Hm - ganz so aufregend ist meine Geschichte vielleicht nicht, aber so Einiges hab' ich auch durch - vielleicht interessiert's ja jemanden...

Eigentlich bin ich ja Vorarlberger, obwohl ich mir den Akzent längst abgewöhnt habe hier in Tirol. Meinen ersten Dosis (ogottogott, wie lang ist das nun schon her) habe ich offenbar nicht so recht gefallen, jedenfalls haben sie mich einfach im Wald ausgesetzt. Das war eine harte Schule, monatelang nur von Abfällen zu leben und was man eben so fangen kann, immer auf der Hut vor Hunden, Füchsen und Jägern. Aber irgendwann habe ich ein paar Freunde gefunden und dann war's leichter.
Trotzdem hat mich dann mal jemand eingefangen und ins Tierheim gebracht. Dort war's eng und gedrängt, ich habe den blöden Namen 'Harry' gekriegt. Mäuse und Vögel gab's auch keine und die anderen Katzen… alles fade Stubenhocker. Aber weil ich ein schöner schwarzer Kater bin, hat mich bald jemand dort weggeholt. Leider erwarteten die von mir, dass ich faul herumliege, schnurre und mich streicheln lasse - pfff, eine Zumutung. Ich war ärgerlich, sie waren ärgerlich - da bin ich lieber wieder zu meinen Kumpels in den Wald gezogen.

Das ging einige Zeit ganz gut, aber inzwischen war ich doch etwas mehr an Menschen gewöhnt und trieb mich öfters bei denen herum - und folgerichtig landete ich wieder im Tierheim. Eine neue Runde - abgeholt, mich nicht verstanden, wieder mal ausgesetzt, wieder Tierheim, wieder abgeholt, verärgert gewesen, geflüchtet... Das ging ein paarmal so, bis die Menschen im Tierheim meinten, ich solle besser woandershin verfrachtet werden - so kam ich nach Tirol, natürlich wieder ins Tierheim. Und natürlich hab' ich mich mit den Tiroler Katzen auch nicht so recht vertragen, jedenfalls waren die froh, als ich wieder mal abgeholt wurde.

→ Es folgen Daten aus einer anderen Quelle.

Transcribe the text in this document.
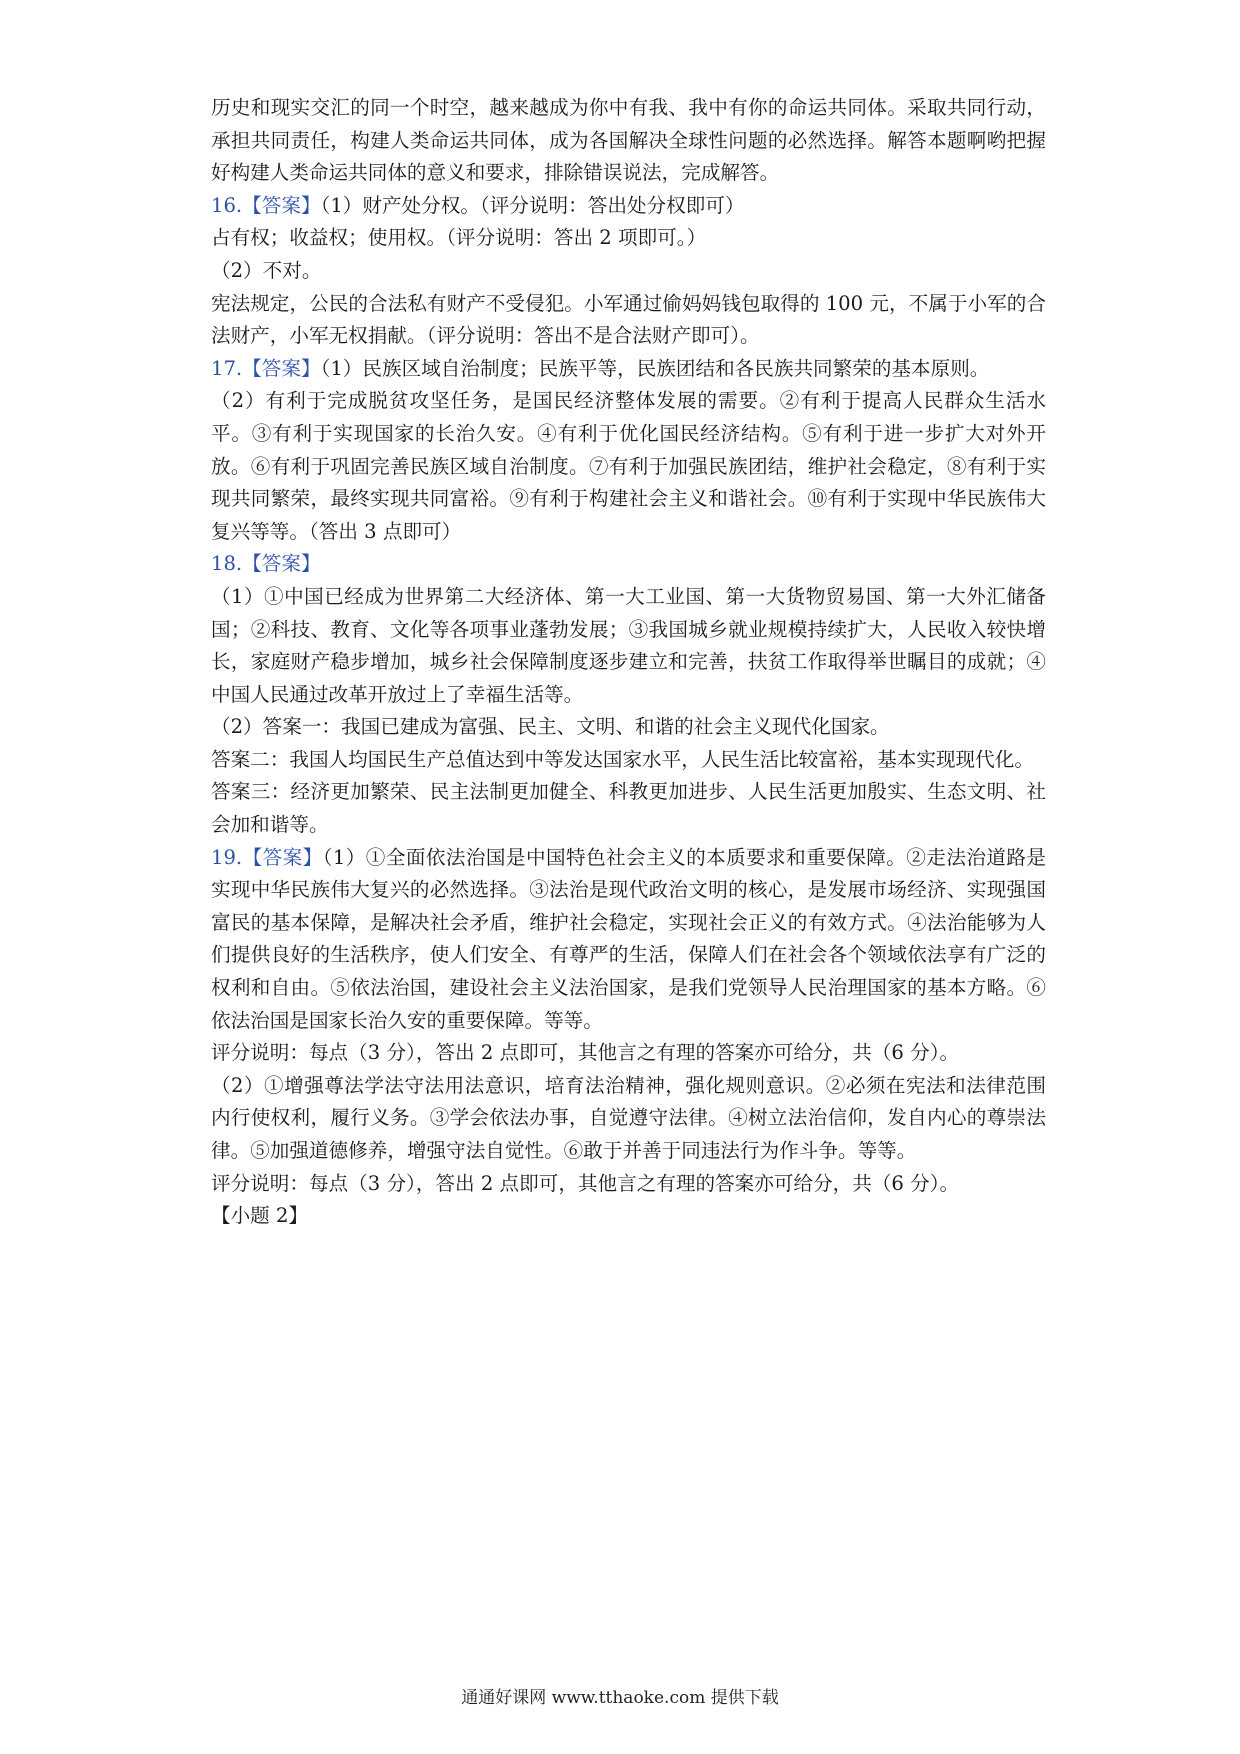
历史和现实交汇的同一个时空，越来越成为你中有我、我中有你的命运共同体。采取共同行动，承担共同责任，构建人类命运共同体，成为各国解决全球性问题的必然选择。解答本题啊哟把握好构建人类命运共同体的意义和要求，排除错误说法，完成解答。

16.【答案】（1）财产处分权。（评分说明：答出处分权即可）

占有权；收益权；使用权。（评分说明：答出 2 项即可。）

（2）不对。

宪法规定，公民的合法私有财产不受侵犯。小军通过偷妈妈钱包取得的 100 元，不属于小军的合法财产，小军无权捐献。（评分说明：答出不是合法财产即可）。

17.【答案】（1）民族区域自治制度；民族平等，民族团结和各民族共同繁荣的基本原则。

（2）有利于完成脱贫攻坚任务，是国民经济整体发展的需要。②有利于提高人民群众生活水平。③有利于实现国家的长治久安。④有利于优化国民经济结构。⑤有利于进一步扩大对外开放。⑥有利于巩固完善民族区域自治制度。⑦有利于加强民族团结，维护社会稳定，⑧有利于实现共同繁荣，最终实现共同富裕。⑨有利于构建社会主义和谐社会。⑩有利于实现中华民族伟大复兴等等。（答出 3 点即可）

18.【答案】

（1）①中国已经成为世界第二大经济体、第一大工业国、第一大货物贸易国、第一大外汇储备国；②科技、教育、文化等各项事业蓬勃发展；③我国城乡就业规模持续扩大，人民收入较快增长，家庭财产稳步增加，城乡社会保障制度逐步建立和完善，扶贫工作取得举世瞩目的成就；④中国人民通过改革开放过上了幸福生活等。

（2）答案一：我国已建成为富强、民主、文明、和谐的社会主义现代化国家。

答案二：我国人均国民生产总值达到中等发达国家水平，人民生活比较富裕，基本实现现代化。

答案三：经济更加繁荣、民主法制更加健全、科教更加进步、人民生活更加殷实、生态文明、社会加和谐等。

19.【答案】（1）①全面依法治国是中国特色社会主义的本质要求和重要保障。②走法治道路是实现中华民族伟大复兴的必然选择。③法治是现代政治文明的核心，是发展市场经济、实现强国富民的基本保障，是解决社会矛盾，维护社会稳定，实现社会正义的有效方式。④法治能够为人们提供良好的生活秩序，使人们安全、有尊严的生活，保障人们在社会各个领域依法享有广泛的权利和自由。⑤依法治国，建设社会主义法治国家，是我们党领导人民治理国家的基本方略。⑥依法治国是国家长治久安的重要保障。等等。

评分说明：每点（3 分），答出 2 点即可，其他言之有理的答案亦可给分，共（6 分）。

（2）①增强尊法学法守法用法意识，培育法治精神，强化规则意识。②必须在宪法和法律范围内行使权利，履行义务。③学会依法办事，自觉遵守法律。④树立法治信仰，发自内心的尊崇法律。⑤加强道德修养，增强守法自觉性。⑥敢于并善于同违法行为作斗争。等等。

评分说明：每点（3 分），答出 2 点即可，其他言之有理的答案亦可给分，共（6 分）。

【小题 2】

通通好课网 www.tthaoke.com 提供下载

Diesmal gings in eine Stadtwohnung im vierten Stock, nicht mal Auslauf hatte ich hier, aber die Dosis hatten zumindest ein wenig Verständnis für einen Rudelkater aus dem Wald. Ich bekam Frischwasser vom Wasserhahn, wenn ich das wollte und sie kämpften mit mir um die Rangordnung, wie sich's gehört. Das war hart und zum Schluss war ich der Letzte, aber wenigstens war das klargestellt. Und schlecht hatte ich's ja nicht - inzwischen hatte ich auch schon das gesetzte Alter von 14 erreicht. Nach einiger Zeit kam ein neuer Kater in die Wohnung, jung und unerfahren. An dem hätte ich mich austoben können, wenn er nicht behindert gewesen wäre. Da musste ich jetzt auch noch die Mama-Rolle übernehmen, aber mit der Zeit haben wir uns doch recht gut verstanden, besonders als er kräftiger wurde und ordentlich spielen lernte.

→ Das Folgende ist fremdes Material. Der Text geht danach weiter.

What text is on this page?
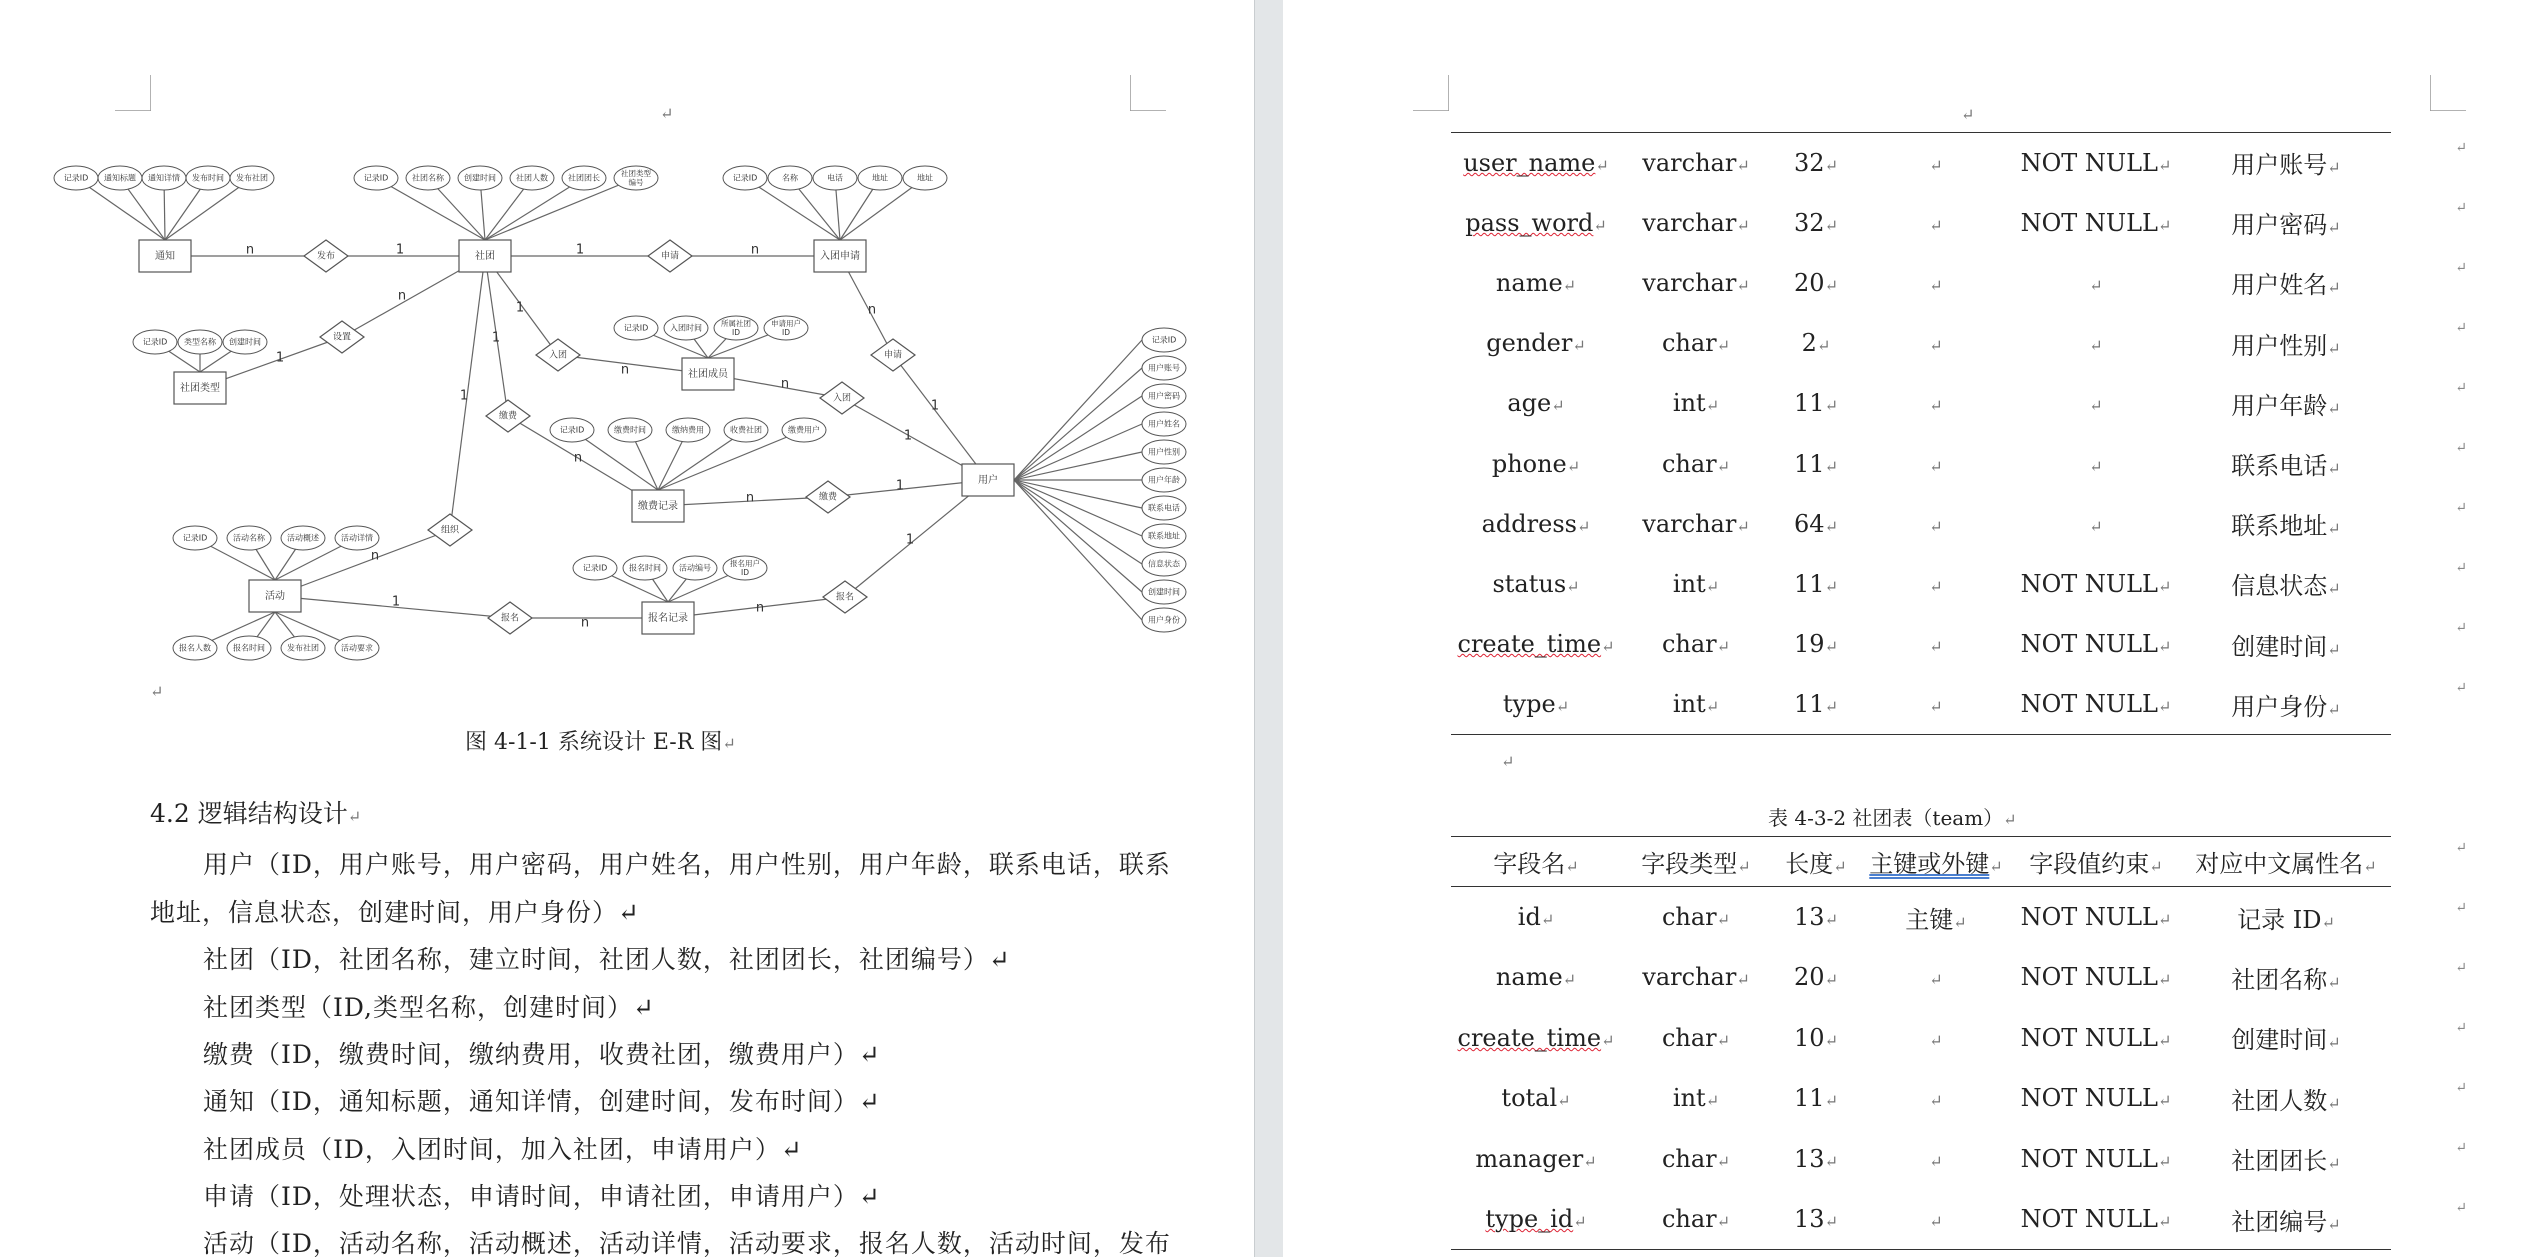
↵
n	1	1	n
n
1
1
n
n
1
n
1
1
n
n
1
1
n
1
n
n
1
发布	申请
设置
入团	申请
入团
缴费
缴费
组织
报名
报名
通知	社团	入团申请
社团类型
社团成员
用户
缴费记录
活动
报名记录
记录ID 通知标题 通知详情 发布时间 发布社团	记录ID	社团名称	创建时间	社团人数	社团团长	社团类型
编号	记录ID	名称	电话	地址	地址
记录ID 类型名称 创建时间
记录ID	入团时间	所属社团
ID
申请用户
ID
记录ID	缴费时间	缴纳费用	收费社团	缴费用户
记录ID	活动名称	活动概述	活动详情
报名人数	报名时间	发布社团	活动要求
记录ID	报名时间 活动编号	报名用户
ID
记录ID
用户账号
用户密码
用户姓名
用户性别
用户年龄
联系电话
联系地址
信息状态
创建时间
用户身份
↵
图 4-1-1 系统设计 E-R 图↵
4.2 逻辑结构设计↵
用户（ID，用户账号，用户密码，用户姓名，用户性别，用户年龄，联系电话，联系
地址，信息状态，创建时间，用户身份）↵
社团（ID，社团名称，建立时间，社团人数，社团团长，社团编号）↵
社团类型（ID,类型名称，创建时间）↵
缴费（ID，缴费时间，缴纳费用，收费社团，缴费用户）↵
通知（ID，通知标题，通知详情，创建时间，发布时间）↵
社团成员（ID，入团时间，加入社团，申请用户）↵
申请（ID，处理状态，申请时间，申请社团，申请用户）↵
活动（ID，活动名称，活动概述，活动详情，活动要求，报名人数，活动时间，发布
↵
user_name↵	varchar↵	32↵	↵	NOT NULL↵	用户账号↵
pass_word↵	varchar↵	32↵	↵	NOT NULL↵	用户密码↵
name↵	varchar↵	20↵	↵	↵	用户姓名↵
gender↵	char↵	2↵	↵	↵	用户性别↵
age↵	int↵	11↵	↵	↵	用户年龄↵
phone↵	char↵	11↵	↵	↵	联系电话↵
address↵	varchar↵	64↵	↵	↵	联系地址↵
status↵	int↵	11↵	↵	NOT NULL↵	信息状态↵
create_time↵	char↵	19↵	↵	NOT NULL↵	创建时间↵
type↵	int↵	11↵	↵	NOT NULL↵	用户身份↵
↵
表 4-3-2 社团表（team）↵
字段名↵	字段类型↵	长度↵	主键或外键↵	字段值约束↵	对应中文属性名↵
id↵	char↵	13↵	主键↵	NOT NULL↵	记录 ID↵
name↵	varchar↵	20↵	↵	NOT NULL↵	社团名称↵
create_time↵	char↵	10↵	↵	NOT NULL↵	创建时间↵
total↵	int↵	11↵	↵	NOT NULL↵	社团人数↵
manager↵	char↵	13↵	↵	NOT NULL↵	社团团长↵
type_id↵	char↵	13↵	↵	NOT NULL↵	社团编号↵
↵
↵
↵
↵
↵
↵
↵
↵
↵
↵
↵
↵
↵
↵
↵
↵
↵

Dann gab's ein paar furchtbare Wochen. Alle waren aufgeregt, liefen herum, packten die ganze Einrichtung zusammen, alles stand voller Kartons, die Dosis waren tageweise fort - ich hatte schon die schlimmsten Befürchtungen - und dann wurden auch wir in Körbe gepackt und in eine neue Wohnung verfrachtet. Natürlich wieder Tohuwabohu und raus durfte ich wieder nicht, obwohl es hier ganz leicht gegangen wäre - man brauchte nur vom Balkon runterzuspringen. Ein paarmal ist mir das auch gelungen, aber die Gegend war mir fremd, die Futterschüssel nahe und schließlich konnte ich ja mein neues Rudel nicht gut alleinlassen.
Na, jedenfalls hat sich mit der Zeit alles eingelaufen, wir konnten gehen und kommen wann wir wollten - ja, auch der Kleine schaffte den Sprung vom Balkon und wieder rauf (wenn ich mir nicht den Spaß machte, ihm dabei die Beine wegzuschubsen, so dass er auf die Schnauze fiel - das war lustig...).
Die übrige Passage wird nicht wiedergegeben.